During her impeachment trial on Oct. 1, Walker testified that there initially was a 2-2 deadlock between her and Workman for the chief justice position when the justices voted to oust Loughry in February. A subsequent vote ended with three votes for Workman and one for Walker. Loughry voted for himself in both votes, Walker testified.

Walker ran unsuccessfully for the Supreme Court as a Republican in 2008. She ran again in 2016 and claimed a seat on the bench, besting incumbent justice Brent Benjamin, former state attorney general Darrell McGraw and others. In that race, she was endorsed by Republican officeholders and described herself as a conservative judicial candidate.

One of her first rulings as a justice was a highly unusual decision to reopen and vote to reverse a case that would have forced natural gas drillers to pay more in profits to residents. Loughry and Ketchum voted with her to reopen and reverse that case. At the time, Walker's husband owned stock in a variety of energy companies, including those taking part in the state's natural gas boom.

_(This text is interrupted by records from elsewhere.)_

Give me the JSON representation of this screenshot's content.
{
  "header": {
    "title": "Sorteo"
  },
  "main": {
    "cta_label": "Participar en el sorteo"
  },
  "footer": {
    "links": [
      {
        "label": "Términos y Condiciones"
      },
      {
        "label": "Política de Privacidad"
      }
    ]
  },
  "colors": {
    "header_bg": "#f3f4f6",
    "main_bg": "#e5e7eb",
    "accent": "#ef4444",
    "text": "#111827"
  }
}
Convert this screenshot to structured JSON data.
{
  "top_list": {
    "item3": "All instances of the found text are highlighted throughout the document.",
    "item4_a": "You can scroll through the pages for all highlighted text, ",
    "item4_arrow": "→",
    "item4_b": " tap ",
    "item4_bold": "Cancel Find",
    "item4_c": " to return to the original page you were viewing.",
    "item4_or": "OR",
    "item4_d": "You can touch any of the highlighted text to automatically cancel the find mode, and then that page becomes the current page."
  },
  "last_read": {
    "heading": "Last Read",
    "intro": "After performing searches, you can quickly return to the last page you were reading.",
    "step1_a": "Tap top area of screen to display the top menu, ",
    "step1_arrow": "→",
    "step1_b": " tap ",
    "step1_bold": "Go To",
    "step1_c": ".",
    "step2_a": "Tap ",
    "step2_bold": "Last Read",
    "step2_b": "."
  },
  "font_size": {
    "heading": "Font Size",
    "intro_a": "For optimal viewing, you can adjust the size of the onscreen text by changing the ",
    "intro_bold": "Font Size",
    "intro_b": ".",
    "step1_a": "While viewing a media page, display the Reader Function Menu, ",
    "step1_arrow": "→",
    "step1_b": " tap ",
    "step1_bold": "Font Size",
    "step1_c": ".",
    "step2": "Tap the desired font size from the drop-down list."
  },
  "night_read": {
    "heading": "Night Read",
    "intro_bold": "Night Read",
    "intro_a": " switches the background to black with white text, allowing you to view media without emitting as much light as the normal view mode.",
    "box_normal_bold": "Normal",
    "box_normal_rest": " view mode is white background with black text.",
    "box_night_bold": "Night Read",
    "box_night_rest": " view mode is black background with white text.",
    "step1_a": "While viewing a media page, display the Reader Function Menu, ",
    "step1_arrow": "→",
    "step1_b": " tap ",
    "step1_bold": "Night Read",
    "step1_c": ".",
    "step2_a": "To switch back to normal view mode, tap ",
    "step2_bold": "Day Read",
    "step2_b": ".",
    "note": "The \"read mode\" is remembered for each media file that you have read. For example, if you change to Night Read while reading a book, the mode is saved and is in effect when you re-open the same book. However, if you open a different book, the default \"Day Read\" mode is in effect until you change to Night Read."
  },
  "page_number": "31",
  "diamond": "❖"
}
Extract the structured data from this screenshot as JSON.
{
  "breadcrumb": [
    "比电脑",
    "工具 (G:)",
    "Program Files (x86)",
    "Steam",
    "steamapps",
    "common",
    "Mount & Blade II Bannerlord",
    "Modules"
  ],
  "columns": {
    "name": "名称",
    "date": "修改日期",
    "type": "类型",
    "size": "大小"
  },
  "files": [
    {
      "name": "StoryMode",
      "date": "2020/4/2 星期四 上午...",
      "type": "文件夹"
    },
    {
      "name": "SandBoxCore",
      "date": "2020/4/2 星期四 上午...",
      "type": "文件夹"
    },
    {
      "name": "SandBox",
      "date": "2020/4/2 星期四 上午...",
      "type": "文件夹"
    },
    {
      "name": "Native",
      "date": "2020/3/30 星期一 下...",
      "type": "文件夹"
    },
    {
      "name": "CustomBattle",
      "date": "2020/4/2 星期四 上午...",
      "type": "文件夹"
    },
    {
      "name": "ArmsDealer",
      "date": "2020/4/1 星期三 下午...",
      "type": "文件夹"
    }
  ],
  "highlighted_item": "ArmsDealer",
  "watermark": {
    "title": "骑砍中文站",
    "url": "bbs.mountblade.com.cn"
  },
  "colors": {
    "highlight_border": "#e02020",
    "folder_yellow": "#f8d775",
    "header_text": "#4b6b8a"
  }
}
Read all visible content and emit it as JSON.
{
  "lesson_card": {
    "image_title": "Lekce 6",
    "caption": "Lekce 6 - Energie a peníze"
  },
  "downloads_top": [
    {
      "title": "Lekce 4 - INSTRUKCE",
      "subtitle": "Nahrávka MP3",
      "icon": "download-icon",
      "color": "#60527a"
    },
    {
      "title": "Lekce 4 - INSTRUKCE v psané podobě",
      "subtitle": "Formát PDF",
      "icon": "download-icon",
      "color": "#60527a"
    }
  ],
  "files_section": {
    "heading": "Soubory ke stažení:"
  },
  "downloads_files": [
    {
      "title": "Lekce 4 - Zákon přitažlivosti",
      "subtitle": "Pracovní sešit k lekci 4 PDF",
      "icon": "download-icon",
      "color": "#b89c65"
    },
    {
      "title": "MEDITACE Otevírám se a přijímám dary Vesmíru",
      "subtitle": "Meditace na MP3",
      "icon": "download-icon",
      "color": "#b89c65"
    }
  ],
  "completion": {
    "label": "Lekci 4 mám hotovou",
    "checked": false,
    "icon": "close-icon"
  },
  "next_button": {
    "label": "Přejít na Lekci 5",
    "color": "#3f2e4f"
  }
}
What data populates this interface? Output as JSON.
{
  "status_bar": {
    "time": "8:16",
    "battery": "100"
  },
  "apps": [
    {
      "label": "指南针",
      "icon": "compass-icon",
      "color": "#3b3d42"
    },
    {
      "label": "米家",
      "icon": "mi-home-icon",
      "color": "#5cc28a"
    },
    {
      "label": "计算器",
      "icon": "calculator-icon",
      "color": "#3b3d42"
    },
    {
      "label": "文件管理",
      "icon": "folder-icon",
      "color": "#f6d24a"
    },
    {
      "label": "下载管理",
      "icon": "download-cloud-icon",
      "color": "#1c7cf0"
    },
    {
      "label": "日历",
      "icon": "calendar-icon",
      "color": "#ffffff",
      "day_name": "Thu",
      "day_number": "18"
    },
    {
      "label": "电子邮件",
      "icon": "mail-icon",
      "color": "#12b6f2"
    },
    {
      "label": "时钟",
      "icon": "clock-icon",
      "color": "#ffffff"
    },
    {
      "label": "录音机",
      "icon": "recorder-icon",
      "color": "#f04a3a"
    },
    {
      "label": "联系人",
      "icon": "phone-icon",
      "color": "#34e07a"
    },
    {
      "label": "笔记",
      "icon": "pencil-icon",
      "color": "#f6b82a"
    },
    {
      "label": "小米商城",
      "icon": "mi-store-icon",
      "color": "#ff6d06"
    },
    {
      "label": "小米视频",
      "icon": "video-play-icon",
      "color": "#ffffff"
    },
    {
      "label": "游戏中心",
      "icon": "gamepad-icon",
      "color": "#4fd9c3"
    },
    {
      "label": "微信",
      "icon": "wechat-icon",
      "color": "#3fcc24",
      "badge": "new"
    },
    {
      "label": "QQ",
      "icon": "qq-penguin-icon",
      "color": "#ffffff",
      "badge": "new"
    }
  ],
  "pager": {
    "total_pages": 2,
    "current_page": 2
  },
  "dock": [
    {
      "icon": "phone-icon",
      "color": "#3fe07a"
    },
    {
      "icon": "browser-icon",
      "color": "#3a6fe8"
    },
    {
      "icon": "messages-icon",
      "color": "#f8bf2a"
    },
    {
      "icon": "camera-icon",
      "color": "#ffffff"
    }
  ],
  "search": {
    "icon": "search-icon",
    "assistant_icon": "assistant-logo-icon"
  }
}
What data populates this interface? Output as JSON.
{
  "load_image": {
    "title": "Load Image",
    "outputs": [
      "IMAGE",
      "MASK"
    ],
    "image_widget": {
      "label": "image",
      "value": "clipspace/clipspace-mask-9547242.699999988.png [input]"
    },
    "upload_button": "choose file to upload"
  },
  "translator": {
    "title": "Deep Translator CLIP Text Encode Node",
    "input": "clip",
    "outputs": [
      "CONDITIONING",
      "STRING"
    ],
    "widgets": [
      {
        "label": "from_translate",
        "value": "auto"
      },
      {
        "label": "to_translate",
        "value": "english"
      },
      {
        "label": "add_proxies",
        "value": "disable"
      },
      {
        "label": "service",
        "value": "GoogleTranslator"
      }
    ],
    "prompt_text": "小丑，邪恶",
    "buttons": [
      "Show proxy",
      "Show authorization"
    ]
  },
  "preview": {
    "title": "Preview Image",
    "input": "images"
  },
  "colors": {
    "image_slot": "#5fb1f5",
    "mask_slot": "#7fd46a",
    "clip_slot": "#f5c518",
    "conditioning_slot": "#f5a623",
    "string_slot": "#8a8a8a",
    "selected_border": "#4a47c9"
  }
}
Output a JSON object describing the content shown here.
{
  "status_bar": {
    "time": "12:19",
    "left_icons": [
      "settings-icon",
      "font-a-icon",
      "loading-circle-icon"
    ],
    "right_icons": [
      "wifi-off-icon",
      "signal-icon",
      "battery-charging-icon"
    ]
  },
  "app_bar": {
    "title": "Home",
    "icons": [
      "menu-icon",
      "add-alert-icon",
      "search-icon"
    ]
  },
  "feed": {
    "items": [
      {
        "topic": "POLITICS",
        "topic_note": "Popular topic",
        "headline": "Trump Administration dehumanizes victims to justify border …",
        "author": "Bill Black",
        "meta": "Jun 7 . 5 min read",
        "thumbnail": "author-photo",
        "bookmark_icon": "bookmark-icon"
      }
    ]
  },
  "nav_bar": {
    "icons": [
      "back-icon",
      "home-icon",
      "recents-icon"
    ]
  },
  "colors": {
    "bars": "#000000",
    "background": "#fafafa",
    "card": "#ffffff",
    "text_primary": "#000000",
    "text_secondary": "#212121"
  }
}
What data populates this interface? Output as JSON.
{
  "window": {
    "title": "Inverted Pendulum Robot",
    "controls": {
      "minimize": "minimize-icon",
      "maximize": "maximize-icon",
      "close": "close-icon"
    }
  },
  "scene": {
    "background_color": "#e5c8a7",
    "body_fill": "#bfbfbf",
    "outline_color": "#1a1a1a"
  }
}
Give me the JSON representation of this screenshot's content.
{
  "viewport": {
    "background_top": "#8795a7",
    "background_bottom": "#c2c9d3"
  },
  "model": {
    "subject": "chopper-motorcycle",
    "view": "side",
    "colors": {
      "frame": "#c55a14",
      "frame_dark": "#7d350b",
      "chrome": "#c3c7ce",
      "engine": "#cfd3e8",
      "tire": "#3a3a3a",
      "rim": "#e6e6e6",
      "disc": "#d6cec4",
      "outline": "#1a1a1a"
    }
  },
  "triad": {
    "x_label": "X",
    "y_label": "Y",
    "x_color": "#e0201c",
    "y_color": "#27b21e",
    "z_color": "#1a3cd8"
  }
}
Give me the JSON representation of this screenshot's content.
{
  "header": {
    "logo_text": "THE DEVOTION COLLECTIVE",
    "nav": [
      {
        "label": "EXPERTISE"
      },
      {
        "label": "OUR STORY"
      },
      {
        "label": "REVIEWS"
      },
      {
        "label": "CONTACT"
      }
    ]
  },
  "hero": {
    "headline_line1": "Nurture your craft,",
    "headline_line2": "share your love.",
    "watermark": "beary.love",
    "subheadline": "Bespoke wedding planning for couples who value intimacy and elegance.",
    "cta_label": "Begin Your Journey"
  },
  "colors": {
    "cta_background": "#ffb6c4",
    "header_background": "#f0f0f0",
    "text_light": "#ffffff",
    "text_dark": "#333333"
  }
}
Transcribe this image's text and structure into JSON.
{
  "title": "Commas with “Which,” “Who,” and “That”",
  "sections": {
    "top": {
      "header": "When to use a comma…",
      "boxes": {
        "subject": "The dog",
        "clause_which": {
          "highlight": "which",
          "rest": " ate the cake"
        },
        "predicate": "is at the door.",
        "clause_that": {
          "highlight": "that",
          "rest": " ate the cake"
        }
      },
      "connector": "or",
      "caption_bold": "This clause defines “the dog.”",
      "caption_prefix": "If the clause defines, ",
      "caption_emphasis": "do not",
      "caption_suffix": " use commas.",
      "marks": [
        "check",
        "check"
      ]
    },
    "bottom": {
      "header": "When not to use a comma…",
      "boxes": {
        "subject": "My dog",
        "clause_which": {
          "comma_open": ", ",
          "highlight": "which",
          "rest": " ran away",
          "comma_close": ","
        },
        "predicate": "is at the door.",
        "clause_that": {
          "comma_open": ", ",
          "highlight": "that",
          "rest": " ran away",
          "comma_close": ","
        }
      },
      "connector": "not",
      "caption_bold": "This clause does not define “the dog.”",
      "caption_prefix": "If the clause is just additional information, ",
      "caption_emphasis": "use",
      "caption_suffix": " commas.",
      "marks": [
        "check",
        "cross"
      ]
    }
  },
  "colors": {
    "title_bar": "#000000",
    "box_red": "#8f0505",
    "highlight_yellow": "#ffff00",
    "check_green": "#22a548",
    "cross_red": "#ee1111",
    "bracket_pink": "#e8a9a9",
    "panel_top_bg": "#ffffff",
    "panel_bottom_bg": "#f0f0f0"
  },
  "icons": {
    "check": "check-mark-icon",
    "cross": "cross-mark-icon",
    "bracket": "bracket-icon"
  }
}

Walker grew up in Huron, Ohio, on the banks of Lake Erie. She earned a bachelor's degree from Hillsdale College, in Hillsdale, Michigan, and a law degree from Ohio State University, according to her court biography.

Walker practiced at the Charleston law firm Bowles Rice beginning in the early 1990s, and she moved to Morgantown in 2011, when she became associate general counsel for WVU Medicine. She worked in that capacity until West Virginia voters elected her to the court in 2016.